Eine Lückenausfüllung ist jedoch nicht unbeschränkt, sondern nur im Rahmen der verfassungsrechtlichen Grenzen zulässig. Im Steuerrecht besteht die Besonderheit, dass nach herrschender Meinung im Wege der Rechtsfortbildung über den möglichen Wortsinn des Gesetzes hinaus keine Steuertatbestände ausgeweitet und keine neuen Steuertatbestände geschaffen werden dürfen. Denn das Steuerrecht ist Teil der Eingriffsverwaltung, das nach dem rechtstaatlich gebotenen Gesetzesvorbehalt einer normierten Ermächtigungsgrundlage bedarf, die die Belastung des Steuerpflichtigen mit einer steuerlichen Abgabe ausdrücklich vorsieht (teilweise mit anderen Begründungen: BVerfG, Urteil des Ersten Senats vom 24. Januar 1962 1 BvR 232/60, BVerfGE 13, 318 ff., 328 unter 3. der Gründe; BVerfG, Beschluss vom 20. Mai 1988 1 BvR 273/88, Betriebsberater 1988, 1716 unter 1. b) der Gründe, BVerfG, Beschluss vom 14. August 1996 2 BvR 2088/93, NJW 1996, 3146 unter 2. a) der Gründe; BFH, Urteil vom 21. Juli 1999 I R 141/97, BStBl II 1999, 832 ff., 834 unter II. 1. b) der Gründe; Neumann in Beermann/Gosch, AO/FGO, Band I, Stand: 12/2008, § 4 AO Randnr. 37 ff., 43; Sunder-Plassmann in Hübschmann/Hepp/Spitaler, AO/FGO, Band X, Stand: 12/2008, § 1 FGO Randnr. 60; Drüen, a. a. O., Textziffer 360 mit weiteren Nachweisen).
Im Streitfall folgt der erkennende Senat dieser Ansicht. Eine Gleichbehandlung des vorliegenden Falles mit dem gesetzlich normierten würde eine unzulässige Ausweitung des Sondertatbestands des § 12 Abs. 3 Satz 2 UmwStG a.F. zur Folge haben, die die Klägerin – ohne gesetzliche Grundlage – steuerlich belasten würde.

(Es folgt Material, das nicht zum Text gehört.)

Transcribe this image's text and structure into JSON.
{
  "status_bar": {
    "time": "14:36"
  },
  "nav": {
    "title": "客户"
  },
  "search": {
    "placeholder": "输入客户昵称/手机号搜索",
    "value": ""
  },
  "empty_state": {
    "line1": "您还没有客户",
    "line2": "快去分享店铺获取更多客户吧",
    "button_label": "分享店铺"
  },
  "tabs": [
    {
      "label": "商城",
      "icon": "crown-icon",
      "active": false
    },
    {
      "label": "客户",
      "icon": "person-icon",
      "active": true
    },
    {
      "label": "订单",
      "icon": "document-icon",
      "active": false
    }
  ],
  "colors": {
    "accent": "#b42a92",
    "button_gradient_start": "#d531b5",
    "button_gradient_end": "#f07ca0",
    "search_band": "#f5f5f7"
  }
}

2. Die Verschmelzung auf die Klägerin kann im vorliegenden Fall aber als Gestaltungsmissbrauch gemäß § 42 AO gewertet werden, da für die Anwendung dieser Vorschrift auch im Rahmen des Umwandlungssteuergesetzes Raum ist.
a. Nach § 42 Abs. 2 AO ist Abs. 1 anwendbar, wenn seine Anwendbarkeit gesetzlich nicht ausdrücklich ausgeschlossen ist. Der Senat braucht nicht zu entscheiden, ob und inwieweit sich durch die Regelung des § 42 Abs. 2 AO ein ausdrücklicher Ausschluss der Anwendbarkeit des § 42 AO durch das UmwStG ergibt. Soweit das FG Münster in seinem Urteil vom 25. Oktober 2006 (1 K 538/03 F, EFG 2007, 722, nachfolgend BFH-Urteil vom 20. Mai 2010 IV R 74/07, BFH 229, 71, BStBl II 2010, 1104) ausführt, dass es sich bei der Regelung des § 42 Abs. 2 AO anders als in der Gesetzesbegründung dargelegt, nicht um eine „klarstellende Gesetzesänderung” (BT-Drs 14/6877, 52), sondern um eine „fiskalisch motivierte Gesetzeskorrektur” handele (so auch Kruse/Drüen in T/K, § 42 AO, Rz. 20a; Gosch in Kirchhof, EStG, § 50a Rz. 44), folgt das Gericht dieser Wertung nicht. Vielmehr musste bereits vor Inkrafttreten des § 42 Abs. 2 AO stets im Einzelfall geprüft werden, ob und inwieweit der speziellen Missbrauchsnorm Sperrwirkung für die Anwendung des § 42 Abs. 1 AO zukommt. So vertritt z.B. auch Widmann (in Widmann/Mayer, UmwStG, § 12 UmwStG, Rz. 786) die Auffassung, dass zwar die Qualifikation des § 12 Abs. 3 Satz 2 UmwStG als spezielle Missbrauchsverhütungsvorschrift an sich bedeuten würde, dass § 42 AO nicht zur Anwendung komme, wenn – wie im Streitfall – durch Gestaltungen außerhalb des Regelungsbereichs des § 12 Abs. 3 Satz 2 AO es zum Übergang des Verlustvortrages komme, dem jedoch § 42 Abs. 2 AO entgegen stehe.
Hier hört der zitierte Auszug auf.